In the above embodiment, an API (Atmospheric Pressure Ionization) -TOF (Time of light) + ion trap structure is formed, and mass spectrometry can be performed after filtering, which is beneficial to improving the detection accuracy of mass spectrometry.

The technical features of the above embodiments can be arbitrarily combined, and for the sake of brevity, all possible combinations of the technical features in the above embodiments are not described, but should be considered as the scope of the present specification as long as there is no contradiction between the combinations of the technical features.

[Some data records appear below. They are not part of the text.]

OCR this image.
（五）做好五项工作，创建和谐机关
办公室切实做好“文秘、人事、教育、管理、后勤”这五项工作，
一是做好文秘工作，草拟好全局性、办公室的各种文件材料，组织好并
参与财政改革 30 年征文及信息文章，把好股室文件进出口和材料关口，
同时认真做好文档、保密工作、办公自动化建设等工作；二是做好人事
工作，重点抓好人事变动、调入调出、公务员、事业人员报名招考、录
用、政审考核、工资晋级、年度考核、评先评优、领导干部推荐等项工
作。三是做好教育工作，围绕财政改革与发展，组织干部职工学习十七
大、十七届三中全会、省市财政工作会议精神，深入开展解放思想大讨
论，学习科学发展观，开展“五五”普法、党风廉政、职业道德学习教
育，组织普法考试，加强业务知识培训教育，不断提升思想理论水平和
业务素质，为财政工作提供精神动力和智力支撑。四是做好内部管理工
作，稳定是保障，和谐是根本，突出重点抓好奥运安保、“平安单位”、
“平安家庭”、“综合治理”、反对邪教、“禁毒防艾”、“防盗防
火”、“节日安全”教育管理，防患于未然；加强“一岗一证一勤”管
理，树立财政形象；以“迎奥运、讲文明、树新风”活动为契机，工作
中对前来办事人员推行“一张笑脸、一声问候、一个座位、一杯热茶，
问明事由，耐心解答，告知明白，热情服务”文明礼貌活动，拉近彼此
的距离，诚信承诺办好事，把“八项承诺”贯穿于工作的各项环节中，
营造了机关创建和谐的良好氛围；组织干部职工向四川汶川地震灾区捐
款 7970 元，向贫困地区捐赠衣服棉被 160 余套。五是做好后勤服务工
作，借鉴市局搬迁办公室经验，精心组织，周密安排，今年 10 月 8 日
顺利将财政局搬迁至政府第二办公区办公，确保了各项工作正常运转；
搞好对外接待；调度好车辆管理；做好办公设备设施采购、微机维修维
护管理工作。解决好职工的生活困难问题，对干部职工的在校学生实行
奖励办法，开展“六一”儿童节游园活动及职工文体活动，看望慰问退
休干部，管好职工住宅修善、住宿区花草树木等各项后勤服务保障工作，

The above-mentioned embodiments only express several embodiments of the present application, and the description thereof is more specific and detailed, but not construed as limiting the scope of the invention. It should be noted that, for a person skilled in the art, several variations and modifications can be made without departing from the concept of the present application, which falls within the scope of protection of the present application. Therefore, the protection scope of the present patent shall be subject to the appended claims.